Medical workers in Malawi’s public health facilities started a nationwide sit-in strike Monday to push the government to meet their longtime grievances, which include special allowances and improved conditions of service. The strike forced patients in many hospitals to return home without receiving medical care. Strike organizers said some medical workers could treat patients with critical conditions.
In some public health facilities medical workers were seen singing and dancing outside the hospitals.
While some patients like Nelia Banda of the M’bwatalika area returned home without receiving attention.
She said “Medical workers told me that they will not attend to me because they are not working today. They said I should come again on Monday next week. I am pregnant and yesterday I fell because of high blood pressure but I haven’t been assisted here.”
The strike is a result of the failure of negotiations between the medical workers and government authorities on worker demands dating back to February of this year.
The government had told the medical workers that it would increase their allowances and improve their working conditions instead of meeting the 15% salary increase that medical workers were demanding.
The increase was meant for risk allowance, top-up allowance and professional allowance. Put simply, this is income that medical workers receive for working overtime or for performing duties outside their normal schedule.
Daniel Nasimba is the general secretary for the Physician Assistants Union of Malawi (PAUM), one of the organizers of the strike.
He said some staff members at the hospital were allowed to attend to patients with emergencies.

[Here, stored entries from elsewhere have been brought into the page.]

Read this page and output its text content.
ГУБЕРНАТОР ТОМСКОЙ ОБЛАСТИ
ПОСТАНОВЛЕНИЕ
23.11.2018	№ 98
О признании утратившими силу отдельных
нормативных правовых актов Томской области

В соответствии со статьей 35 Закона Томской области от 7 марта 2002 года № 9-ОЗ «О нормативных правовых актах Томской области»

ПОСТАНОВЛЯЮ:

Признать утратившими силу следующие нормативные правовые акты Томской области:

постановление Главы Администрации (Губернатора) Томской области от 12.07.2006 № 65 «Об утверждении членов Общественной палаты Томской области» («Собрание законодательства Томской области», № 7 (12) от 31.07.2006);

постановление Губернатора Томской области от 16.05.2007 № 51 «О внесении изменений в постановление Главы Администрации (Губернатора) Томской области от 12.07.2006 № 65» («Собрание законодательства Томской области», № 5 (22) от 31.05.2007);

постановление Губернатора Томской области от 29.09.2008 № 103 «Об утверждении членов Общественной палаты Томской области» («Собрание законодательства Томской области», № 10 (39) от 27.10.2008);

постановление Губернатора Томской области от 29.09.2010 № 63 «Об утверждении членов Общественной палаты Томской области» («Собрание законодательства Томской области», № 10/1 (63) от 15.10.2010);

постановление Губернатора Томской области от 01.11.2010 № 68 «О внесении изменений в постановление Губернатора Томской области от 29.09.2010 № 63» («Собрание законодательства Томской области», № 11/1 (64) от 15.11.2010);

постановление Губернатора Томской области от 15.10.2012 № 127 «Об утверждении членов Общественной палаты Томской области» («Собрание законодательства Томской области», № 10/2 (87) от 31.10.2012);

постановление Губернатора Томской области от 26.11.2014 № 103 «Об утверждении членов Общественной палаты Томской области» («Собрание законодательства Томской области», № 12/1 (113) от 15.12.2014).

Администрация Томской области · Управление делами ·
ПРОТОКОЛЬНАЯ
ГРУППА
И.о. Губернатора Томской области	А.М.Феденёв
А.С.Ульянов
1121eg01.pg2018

He said, “At least we have people. Every department has someone who can attend to any emergency that can come in. What is happening now is called a sit-in. It’s not a complete shutdown of the health service. We are all at work, nobody is at home.”
Nasimba said the workers will not return to duty fully — until the government honors its promise.
However, the Malawi government has obtained an injunction stopping the strike.
Organizers of the strike, the National Organization of Nurses and Midwives and the Physician Assistants Union of Malawi, said in a statement released Monday evening that they were consulting their legal team about the matter.